Joseph M. Curry, MD, a professor in the department of otolaryngology and vice chairman of research at Thomas Jefferson University, discusses the introduction of immune checkpoint inhibitors (ICIs) for the treatment of patients with head and neck cancers.
Anti–PD-1 therapies have shown efficacy in head and neck cancer in clinical trials, leading to the approval of pembrolizumab (Keytruda) based on the KEYNOTE-012 trial (NCT01848834), and nivolumab (Opdivo) based on the CheckMate 141 trial (NCT02105636) for recurrent and metastatic head and neck squamous cell carcinoma.
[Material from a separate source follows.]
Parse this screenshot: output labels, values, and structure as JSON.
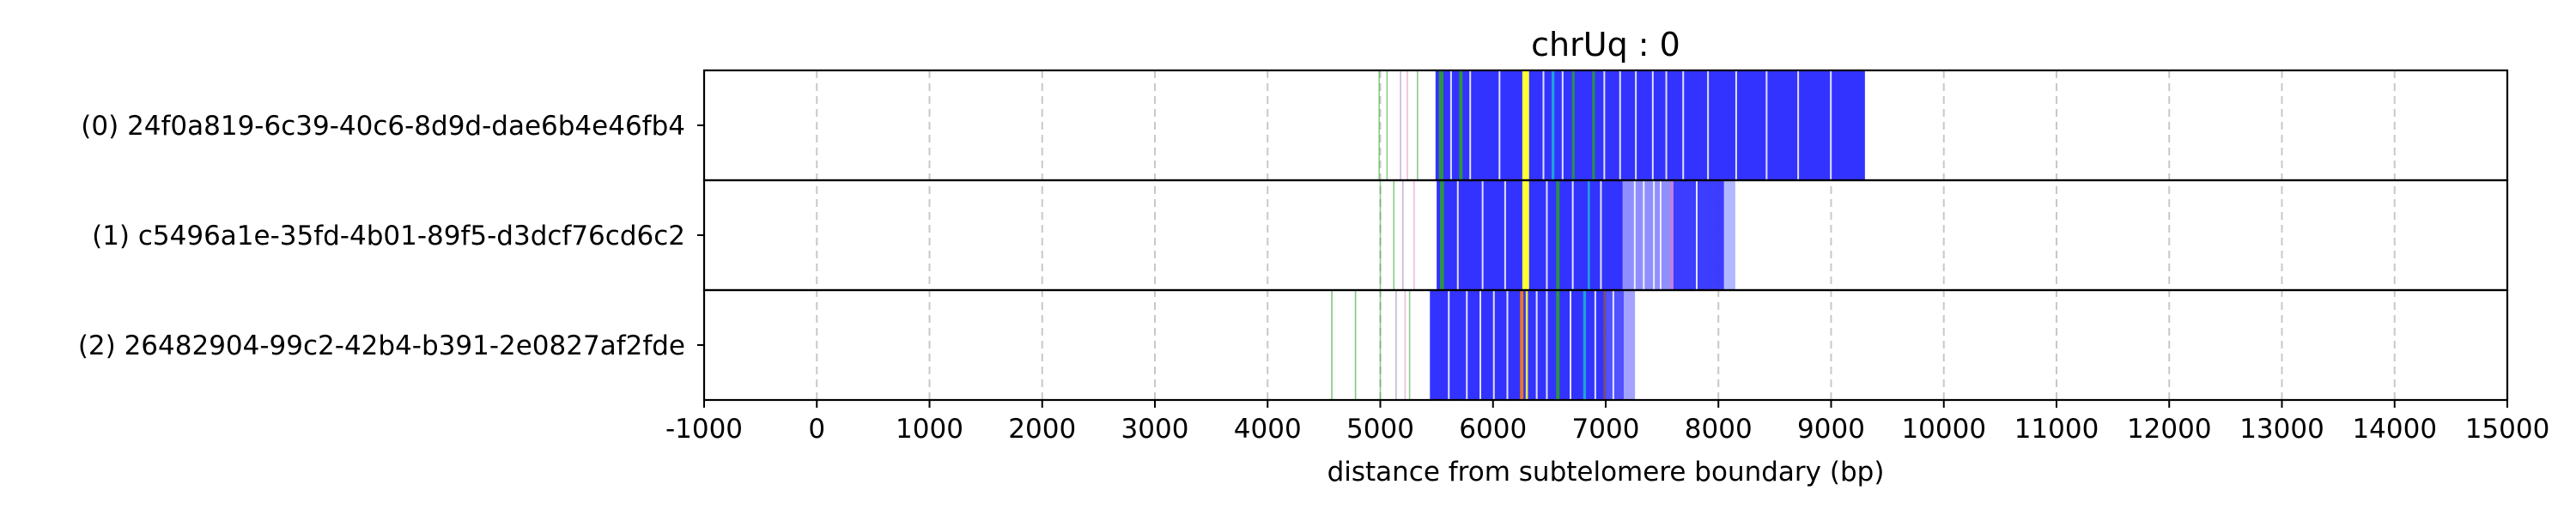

Curry notes that pembrolizumab is now considered first-line therapy for unresectable metastatic disease based on the results of the KEYNOTE-048 trial (NCT02358031).
ICIs also have potential for use in the neoadjuvant setting even for resectable disease. Curry and other investigators are conducting a phase 1 trial (NCT03618654) of durvalumab (Imfinzi) and metformin in head and neck squamous carcinoma. The trial is exploring the efficacy of PD-1 inhibition in the 4-week window prior to surgery, indicating that ICIs play multiple valuable roles in treating head and neck cancer.
0:08 | ICIs have been a popular and exciting development because of the efficacy they've shown in head and neck cancer—specifically within head and neck cancer, anti–PD-1 therapy. So, both pembrolizumab and nivolumab have been approved for the treatment of recurrent and metastatic head and neck cancer and squamous cell carcinoma because of the efficacy that they've shown in a number of clinical trials. And in fact, after the initial approval, they've moved up in the algorithm such that pembrolizumab is now included in first line therapy for metastatic and inoperable disease.
And so, these therapies have really expanded what we think of as options in terms of non-surgical therapies. And in terms of this specific clinical trial, they've also expanded how we approach disease, which is in some cases operable, looking at neoadjuvant strategies for the use of immune checkpoint inhibitors.